About David Metzer
David Metzer is a historian of American music and culture. His work covers a variety of musical genres, including popular music, classical, and jazz. He nimbly jumps from Barry Manilow’s power ballads to songs by Aaron Copland. His research explores cultural issues of race, sexuality, gender, and emotional expression. A new project looks at how music created inside and outside of prison has shaped understandings of prison and the men and women there.
He is the author of The Ballad in American Popular Music: From Elvis to Beyoncé, Musical Modernism at the Turn of the Twenty-First Century, and Quotation and Cultural Meaning in Twentieth-Century Music. The Ballad in American Popular Music: From Elvis to Beyoncé is the first history of the ballad in recent popular music and discusses why these songs have become emotional touchstones in our lives and American society. David has published articles in a wide range of music and interdisciplinary journals, including Journal of the American Musicological Society, Popular Music, Modernism/modernity, and Black Music Research Journal.

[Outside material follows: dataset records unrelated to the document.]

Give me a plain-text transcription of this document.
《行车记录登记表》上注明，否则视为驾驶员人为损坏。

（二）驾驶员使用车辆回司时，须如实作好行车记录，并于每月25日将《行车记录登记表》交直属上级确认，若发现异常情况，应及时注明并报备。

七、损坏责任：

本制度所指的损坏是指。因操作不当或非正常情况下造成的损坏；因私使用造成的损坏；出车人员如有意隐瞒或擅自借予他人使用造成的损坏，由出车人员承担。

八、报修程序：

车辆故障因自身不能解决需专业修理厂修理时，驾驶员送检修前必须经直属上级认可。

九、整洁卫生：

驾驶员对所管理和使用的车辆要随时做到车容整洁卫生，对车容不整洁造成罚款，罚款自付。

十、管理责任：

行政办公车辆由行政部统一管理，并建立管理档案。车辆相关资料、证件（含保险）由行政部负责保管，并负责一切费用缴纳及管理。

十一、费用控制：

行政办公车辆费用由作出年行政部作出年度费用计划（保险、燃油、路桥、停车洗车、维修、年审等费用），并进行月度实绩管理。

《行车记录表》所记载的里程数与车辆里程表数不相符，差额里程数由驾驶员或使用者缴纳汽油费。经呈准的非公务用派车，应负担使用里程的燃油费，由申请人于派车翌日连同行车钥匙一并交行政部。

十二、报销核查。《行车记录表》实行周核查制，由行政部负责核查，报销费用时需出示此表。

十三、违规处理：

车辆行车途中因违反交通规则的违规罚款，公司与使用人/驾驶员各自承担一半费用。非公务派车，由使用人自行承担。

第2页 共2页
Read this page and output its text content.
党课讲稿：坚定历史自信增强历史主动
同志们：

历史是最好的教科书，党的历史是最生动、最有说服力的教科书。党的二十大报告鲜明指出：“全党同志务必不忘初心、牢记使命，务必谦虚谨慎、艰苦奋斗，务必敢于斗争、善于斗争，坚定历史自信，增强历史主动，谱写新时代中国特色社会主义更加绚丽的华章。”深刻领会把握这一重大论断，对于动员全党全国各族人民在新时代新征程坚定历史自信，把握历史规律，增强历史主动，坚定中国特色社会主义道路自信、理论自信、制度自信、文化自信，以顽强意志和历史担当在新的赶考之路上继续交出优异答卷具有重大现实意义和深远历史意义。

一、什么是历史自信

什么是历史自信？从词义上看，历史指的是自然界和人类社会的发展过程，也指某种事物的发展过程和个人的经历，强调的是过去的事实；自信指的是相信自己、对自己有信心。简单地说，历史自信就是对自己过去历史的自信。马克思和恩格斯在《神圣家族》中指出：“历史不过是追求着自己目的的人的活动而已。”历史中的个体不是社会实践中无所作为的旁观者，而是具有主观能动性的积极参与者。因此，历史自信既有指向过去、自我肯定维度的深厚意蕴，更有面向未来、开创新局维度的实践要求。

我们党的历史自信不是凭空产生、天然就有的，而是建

David welcomes opportunities to share his work with a broad public audience. He has given interviews for CBC television, Salon, HuffPost, and BBC and CBC radio. Audiences have enjoyed his talks on ballads, songs that everyone knows and, as he has found out, everyone has strong opinions about. When discussing ballads, he is both a musicologist and a fan who has been crying over the songs since he was a kid.
David is a professor and Distinguished University Scholar at the University of British Columbia.